BC-STV stands for BC-Single Transferable Vote. It is a voting system recommended by a Citizen's Assembly on Electoral Reform in October 2004 for use in BC. STV means the use of multiple-member districts and preferential ballots. That type of ballot allows a voter to rank the candidates, and it has proven to more fair than first-past-the-post. STV has proven fairness in past elections in Australia, Ireland, Malta and western Canada.
In the BC-STV system you would have to rank every candidate. That way you don't HAVE to vote for a candidate you don't know about or support. although of course your secondary preferences are not used unless and until your first preference has been elected or eliminated.
BC-STV was supported by a majority (58 percent) of the voters in a provincial referendum in 2005 but the government had legislated that it would not be bound by any vote lower than 60 percent in favour.
Because of the previously proven strong majority support for BC-STV and continued lobbying, the government held another referendum, in 2009. This time there was increased public funding for information campaigns to inform voters about the differences between the existing and proposed systems. The leadership of both the "yes" side and the "no" side were assigned by the government. This time 61 percent rejected change.
A third referendum that presented four options to voters held in 2018 resulted in a majority of voters voting to retain the present system. (more on this below)
Mechanics
The most important feature of the system is that, although each voter has only one vote, even if his/her chosen candidate is not elected, his/her vote may not be wasted but may be transferred to elect another candidate preferred over another, based on the voter's ranked preferences (if any).
The voter is invited to rank-order candidates, although they are not required to do so. The candidates will be grouped by political party in separate columns on the ballot paper, as is the practice in the Australian state of Tasmania. However, voters would be allowed to express preferences for candidates of different parties if they chose to do so.
the BC Assembly's Final Report went as follows: "If a voter's favourite candidate (#1) is not elected, or has more votes than are needed to be elected, then the voter's vote is "moved" to his or her next most favourite candidate (#2). The vote is transferred rather than wasted. The aim of this system is to make all votes count" (Final Report, p. 6).
Though of course, there is no practical way to ensure that no votes are wasted. In 1948 in Edmonton under STV about 10 percent of the votes did not find final homes with elected representatives, some were not filled out fully so became "exhausted" as the vote transfers were performed, some went to the last unsuccessful candidate whose votes were not transferred, some were set aside as spoiled because the voter misunderstood and used an X instead of numbers to rank the candidates.
But only 10 percent wasted compares well to the 49 to 70 percent commonly wasted under First past the post.

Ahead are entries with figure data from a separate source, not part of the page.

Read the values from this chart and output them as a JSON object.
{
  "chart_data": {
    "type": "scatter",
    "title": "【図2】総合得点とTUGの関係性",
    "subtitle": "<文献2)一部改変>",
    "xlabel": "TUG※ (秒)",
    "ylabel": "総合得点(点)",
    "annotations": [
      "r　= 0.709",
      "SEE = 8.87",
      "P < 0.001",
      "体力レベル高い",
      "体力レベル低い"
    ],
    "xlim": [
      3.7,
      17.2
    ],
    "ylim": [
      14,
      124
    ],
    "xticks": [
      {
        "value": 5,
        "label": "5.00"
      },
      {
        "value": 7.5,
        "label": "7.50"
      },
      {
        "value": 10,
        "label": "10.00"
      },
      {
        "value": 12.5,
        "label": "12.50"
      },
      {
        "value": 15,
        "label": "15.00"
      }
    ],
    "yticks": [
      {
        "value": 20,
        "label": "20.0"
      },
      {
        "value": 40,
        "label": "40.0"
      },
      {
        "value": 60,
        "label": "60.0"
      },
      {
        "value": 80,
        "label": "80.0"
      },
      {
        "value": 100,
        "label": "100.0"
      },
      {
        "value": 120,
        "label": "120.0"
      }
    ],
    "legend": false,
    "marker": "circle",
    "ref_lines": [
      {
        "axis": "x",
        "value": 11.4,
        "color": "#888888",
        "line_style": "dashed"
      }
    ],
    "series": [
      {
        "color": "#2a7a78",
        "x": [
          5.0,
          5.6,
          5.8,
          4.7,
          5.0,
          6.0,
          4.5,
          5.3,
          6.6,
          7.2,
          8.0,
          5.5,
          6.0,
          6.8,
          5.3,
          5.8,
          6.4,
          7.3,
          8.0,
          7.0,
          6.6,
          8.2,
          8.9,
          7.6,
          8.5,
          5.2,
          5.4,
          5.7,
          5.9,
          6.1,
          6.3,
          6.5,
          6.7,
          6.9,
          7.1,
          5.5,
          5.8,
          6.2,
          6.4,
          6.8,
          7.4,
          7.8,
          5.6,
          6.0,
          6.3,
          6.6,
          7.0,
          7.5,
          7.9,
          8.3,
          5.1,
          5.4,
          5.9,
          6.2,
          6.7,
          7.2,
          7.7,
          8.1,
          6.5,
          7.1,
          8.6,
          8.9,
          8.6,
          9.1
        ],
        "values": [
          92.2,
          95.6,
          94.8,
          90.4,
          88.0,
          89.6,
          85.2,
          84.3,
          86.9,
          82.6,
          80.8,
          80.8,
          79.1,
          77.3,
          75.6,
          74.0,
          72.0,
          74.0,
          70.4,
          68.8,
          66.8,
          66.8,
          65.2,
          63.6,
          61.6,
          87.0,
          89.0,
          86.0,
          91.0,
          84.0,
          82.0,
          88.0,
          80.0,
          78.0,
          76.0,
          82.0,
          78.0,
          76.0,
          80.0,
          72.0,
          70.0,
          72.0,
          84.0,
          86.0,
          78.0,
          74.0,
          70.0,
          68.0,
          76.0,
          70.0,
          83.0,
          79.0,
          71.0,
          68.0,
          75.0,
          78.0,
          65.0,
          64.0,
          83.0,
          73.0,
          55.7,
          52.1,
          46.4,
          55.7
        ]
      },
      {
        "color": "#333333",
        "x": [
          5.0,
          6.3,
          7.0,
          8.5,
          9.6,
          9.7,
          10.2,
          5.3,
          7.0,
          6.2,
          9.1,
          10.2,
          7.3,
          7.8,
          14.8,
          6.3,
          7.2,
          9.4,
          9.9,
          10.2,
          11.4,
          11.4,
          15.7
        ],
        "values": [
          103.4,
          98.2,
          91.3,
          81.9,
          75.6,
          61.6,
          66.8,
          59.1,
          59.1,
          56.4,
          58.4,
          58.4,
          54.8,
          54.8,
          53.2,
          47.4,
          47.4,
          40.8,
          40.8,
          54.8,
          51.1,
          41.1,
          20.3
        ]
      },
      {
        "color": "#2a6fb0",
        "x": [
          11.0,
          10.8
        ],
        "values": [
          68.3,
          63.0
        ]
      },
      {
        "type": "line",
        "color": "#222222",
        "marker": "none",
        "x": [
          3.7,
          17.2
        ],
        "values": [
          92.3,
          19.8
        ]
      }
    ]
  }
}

2018 BC referendum on electoral reform
Voters were offered four choices -- retaining the present system and three new systems each of which included two different types of elections/representatives. Only one of these six new electoral systems had ever been used in Canada before. That was STV, which had been used to elect MLAs in Alberta and Manitoba from the 1920s to the 1950s. (Those systems varied in small particulars from the proposed BC-STV system).
The four versions were expressed only in the broadest terms, and although I don't agree with much of the opposition to electoral reform I do agree with the criticism of the proposals that they were loosely worded.

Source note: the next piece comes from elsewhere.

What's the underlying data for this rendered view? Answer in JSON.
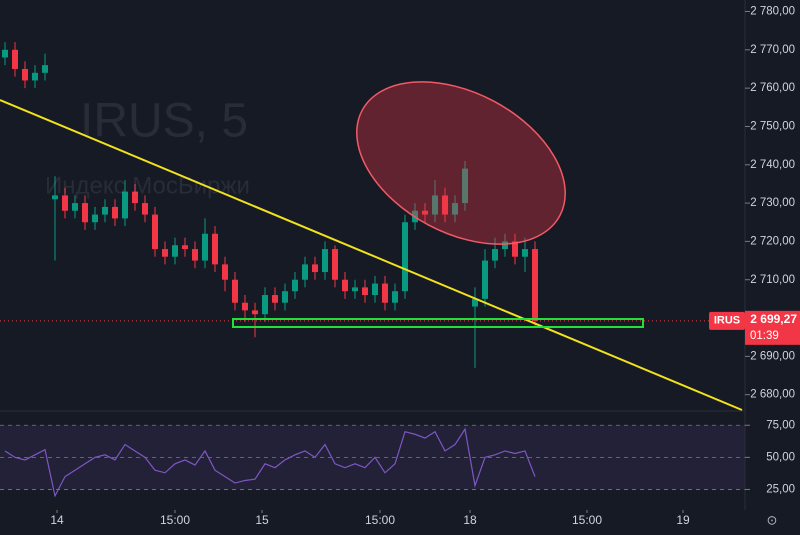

Judging by the way the Brexit referendum and issue is progressing you can apprehend the way a successful referendum vote would have gone - long drawn out discussion and debate on how to establish the complicated new system. This would be concerning the boundaries of districts, whether small parties would be excluded from proportional representation, and the hundreds of others details, each of which would help or hinder one or other of the contesting parties.

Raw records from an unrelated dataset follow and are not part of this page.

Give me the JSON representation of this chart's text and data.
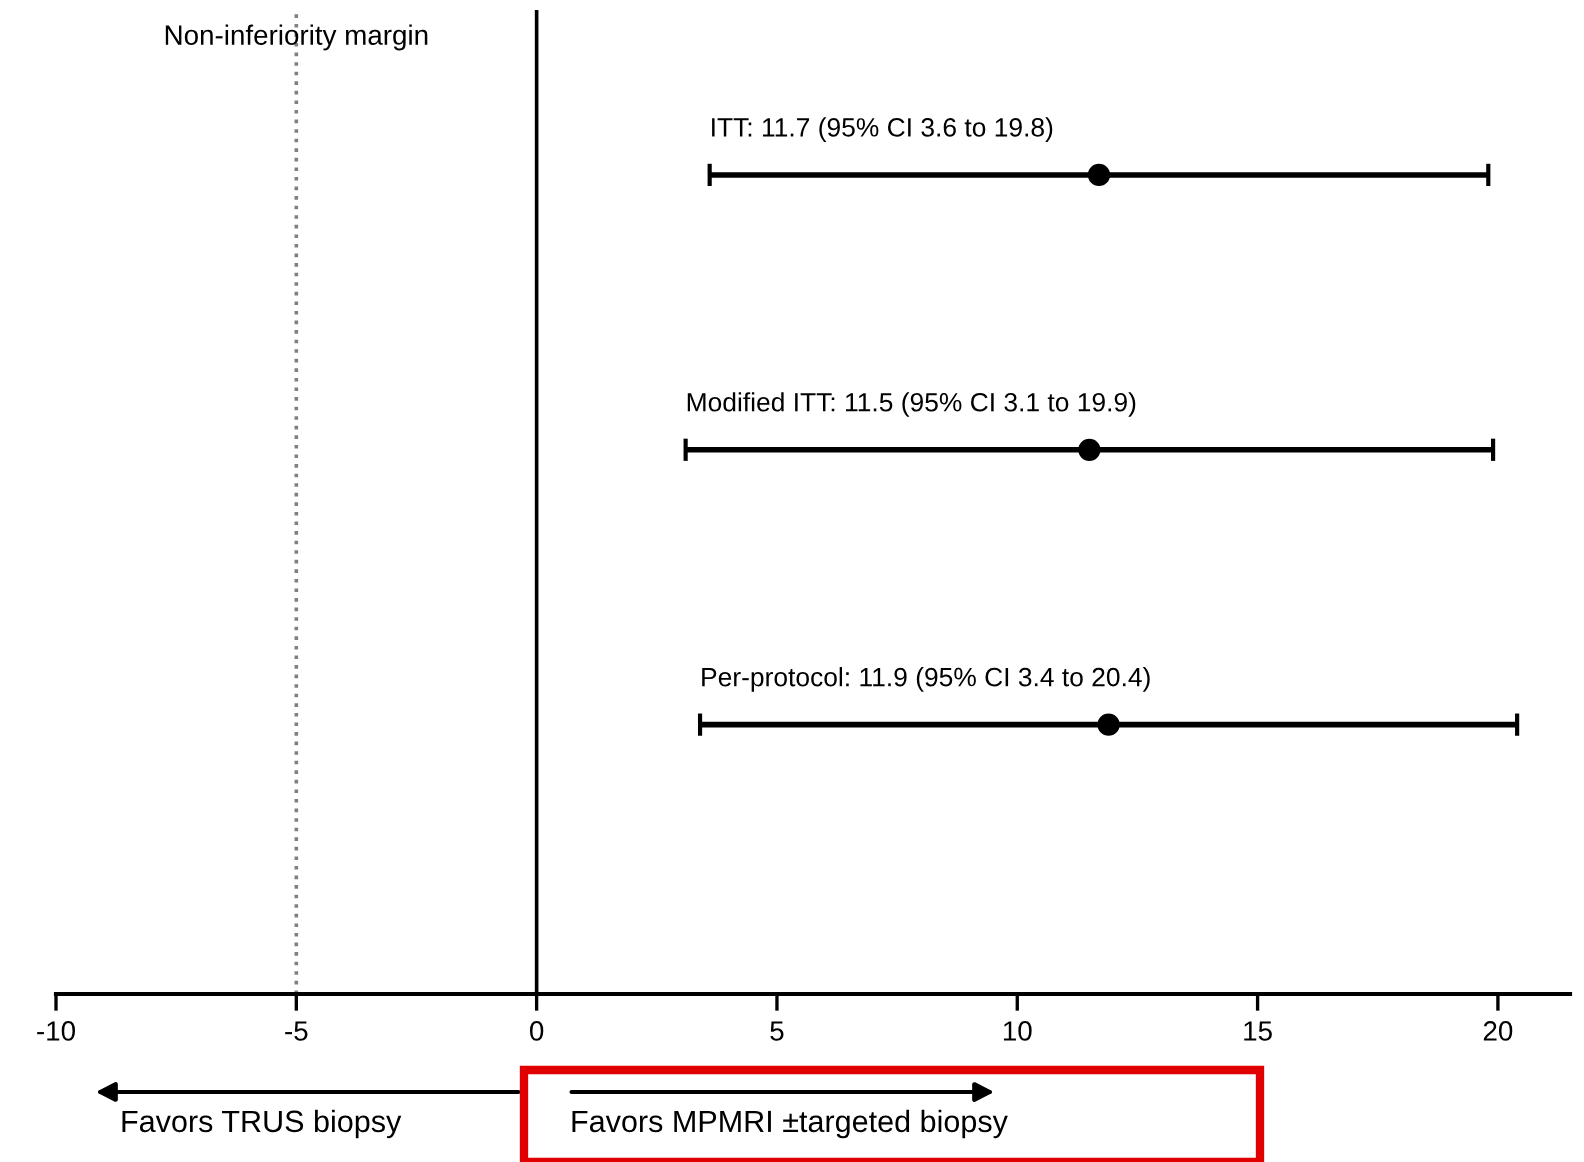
{
  "chart_data": {
    "type": "scatter",
    "orientation": "horizontal",
    "categories": [
      null,
      null,
      null
    ],
    "values": [
      11.7,
      11.5,
      11.9
    ],
    "errors": [
      [
        3.6,
        19.8
      ],
      [
        3.1,
        19.9
      ],
      [
        3.4,
        20.4
      ]
    ],
    "value_labels": [
      "ITT: 11.7 (95% CI 3.6 to 19.8)",
      "Modified ITT: 11.5 (95% CI 3.1 to 19.9)",
      "Per-protocol: 11.9 (95% CI 3.4 to 20.4)"
    ],
    "color": "#000000",
    "marker": "circle",
    "xlim": [
      -10,
      21.5
    ],
    "xticks": [
      -10,
      -5,
      0,
      5,
      10,
      15,
      20
    ],
    "ref_lines": [
      {
        "axis": "x",
        "value": 0,
        "color": "#000000",
        "line_style": "solid"
      },
      {
        "axis": "x",
        "value": -5,
        "label": "Non-inferiority margin",
        "color": "#808080",
        "line_style": "dotted"
      }
    ],
    "annotations": [
      "Favors TRUS biopsy",
      "Favors MPMRI ±targeted biopsy"
    ],
    "grid": false,
    "legend": false
  }
}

A referendum is great as far as it goes but it devolves to the government to implement what the referendum calls for. and a government will find it difficult to implement a loosely-worded referendum especially if the government does not favour the change in the first place.
Under Canadian law a government can change the electoral system without referendum. And many governments have in fact done that -
BC brought in a form of Alternative Voting in the early 1950s.
BC discarded its mixed system of multiple-member block voting disricts and first past the post single-member districts in 1988.
Alberta and Manitoba brought in a dual system of STV/Alternative Voting in 1920s and then abandoned it in the 1950s,
in all cases without referendum.
As well extensions of suffrage (and restriction of suffrage in 1917) have also been done without referendum.
So referendums are not necessary and only serve as proof of support for the measure while in no way ensuring an easy adoption of the reform. If a government promises to bring in reform and is elected, that should be sufficient mandate to push ahead with reform such as electoral reform without holding a referendum.